There is a difference between loneliness and aloneness. Loneliness is isolation, total isolation, which is what we are doing all the time in daily life. During the daily activity you are isolating yourself – you may be married, you may sleep with your wife or not, but what takes place? You have your own ambitions, greed, problems, and she has her own problems; you are trying to establish a relationship between various problems; so this self-centred activity is loneliness. The self-centred activity is isolating, and therefore there is this sense of appalling, frightening loneliness.
And when you understand this, you have that aloneness which comes when the mind and the brain cells have understood this whole problem, which is, the denial of all authority – of all spiritual authority, the authority of another or the authority of your own accumulated knowledge as experience, which is the past. When you discard totally in yourself all authority, when you are no longer following any system and when you have understood fear, pleasure, then in that understanding of fear and pleasure, there is joy.
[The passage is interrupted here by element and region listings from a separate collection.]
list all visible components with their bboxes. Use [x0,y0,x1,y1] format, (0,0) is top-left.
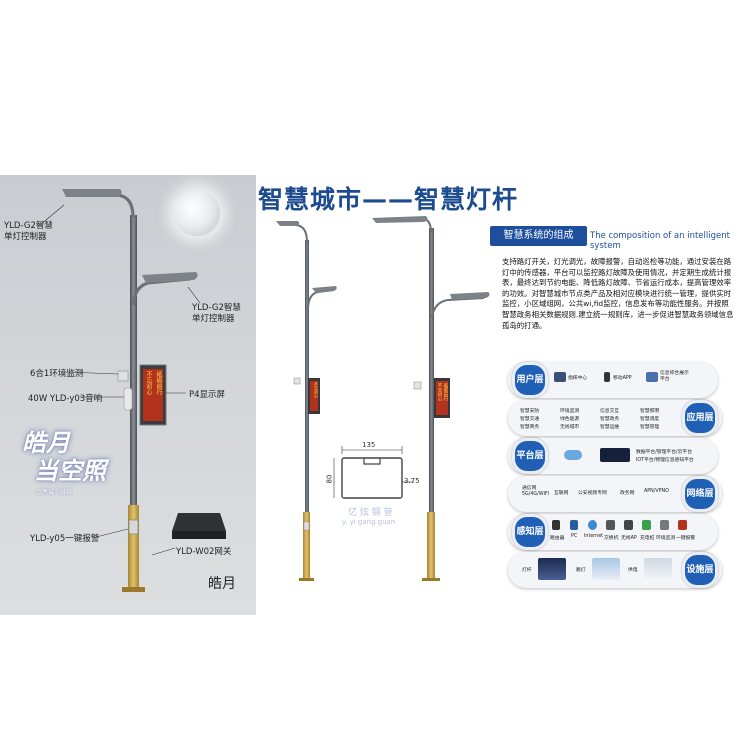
layer-row-application: 应用层 智慧安防 环境监测 信息交互 智慧照明 智慧交通 绿色能源 智慧政务 智… [508,400,722,436]
label-gateway: YLD-W02网关 [176,547,232,557]
perception-item-3: Internet [584,534,604,539]
label-controller-upper: YLD-G2智慧 单灯控制器 [4,221,53,242]
perception-item-5: 无线AP [621,536,637,541]
env-sensor-icon [660,520,669,530]
wireless-ap-icon [624,520,633,530]
phone-icon [604,372,610,382]
layer-row-perception: 感知层 路由器 PC Internet 交换机 无线AP 充电桩 环境监测 一键… [508,514,718,550]
street-light-pole-illustration [39,189,226,592]
app-item-3: 信息交互 [600,409,620,414]
network-item-4: 政务网 [620,491,635,496]
architecture-diagram: 用户层 指挥中心 移动APP 信息综合展示平台 应用层 智慧安防 环境监测 信息… [508,360,728,590]
light-pole-photo-icon [538,558,566,580]
app-item-5: 智慧交通 [520,417,540,422]
app-item-10: 无线城市 [560,425,580,430]
network-item-2: 互联网 [554,491,569,496]
perception-item-4: 交换机 [604,536,619,541]
dimension-width: 135 [362,441,376,449]
layer-row-facility: 设施层 灯杆 路灯 供电 [508,552,722,588]
app-item-6: 绿色能源 [560,417,580,422]
facility-item-1: 灯杆 [522,568,532,573]
label-env-monitor: 6合1环境监测 [30,369,84,379]
led-screen-line-2: 砥砺前行 [155,371,162,395]
brand-title-line-2: 当空照 [34,456,106,485]
cross-section-drawing [333,446,414,499]
mid-screen-2-line-2: 砥砺前行 [443,383,448,401]
mid-screen-2: 不忘初心 砥砺前行 [437,383,449,417]
app-item-1: 智慧安防 [520,409,540,414]
facility-item-3: 供电 [628,568,638,573]
pc-icon [570,520,578,530]
label-display-screen: P4显示屏 [189,390,226,400]
app-item-4: 智慧照明 [640,409,660,414]
left-product-panel: 不忘初心 砥砺前行 YLD-G2智慧 单灯控制器 YLD-G2智慧 单灯控制器 … [0,175,256,615]
layer-label-facility: 设施层 [682,552,718,588]
perception-item-8: 一键报警 [676,536,696,541]
brand-subtitle: 点亮城市脉络 [36,489,73,496]
server-screen-icon [600,448,630,462]
network-item-1: 通信网 5G/4G/WIFI [522,486,550,497]
perception-item-7: 环境监测 [656,536,676,541]
app-item-11: 智慧运维 [600,425,620,430]
product-name: 皓月 [208,576,236,592]
network-item-3: 公安视频专网 [578,491,607,496]
perception-item-1: 路由器 [550,536,565,541]
label-alarm: YLD-y05一键报警 [30,534,100,544]
label-controller-lower: YLD-G2智慧 单灯控制器 [192,303,241,324]
app-item-7: 智慧政务 [600,417,620,422]
label-speaker: 40W YLD-y03音响 [28,394,103,404]
switch-icon [606,520,615,530]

Joy has nothing whatsoever to do with pleasure. You may have a moment of great joy, but thinking about it reduces it to pleasure.
Order is not a blueprint; it comes with the understanding of disorder – that is your life. Virtue is a living thing like humility; you cannot cultivate humility. So when all this is done the mind becomes extraordinarily clear, unconfused, and therefore it is alone. Out of this aloneness comes a quality of silence, which is not the result of practice, which is not the opposite of noise. That silence is without cause, and therefore it has no beginning and no end. And to such a mind, absolutely orderly, and therefore completely alone, and therefore innocent – which means that it can never be hurt – comes a marvellous silence.
What happens in that silence, there are no words to describe. If you describe what happens, then those words are not the thing – what is described. The description is not the described. Therefore, truth, that blessedness, that extraordinary silence. and the movement of that silence has no words, and if you have gone that far, then you are enlightened, you do not seek anything, you do not want any experience, then you are a light, and that is the beginning and the ending of all meditation.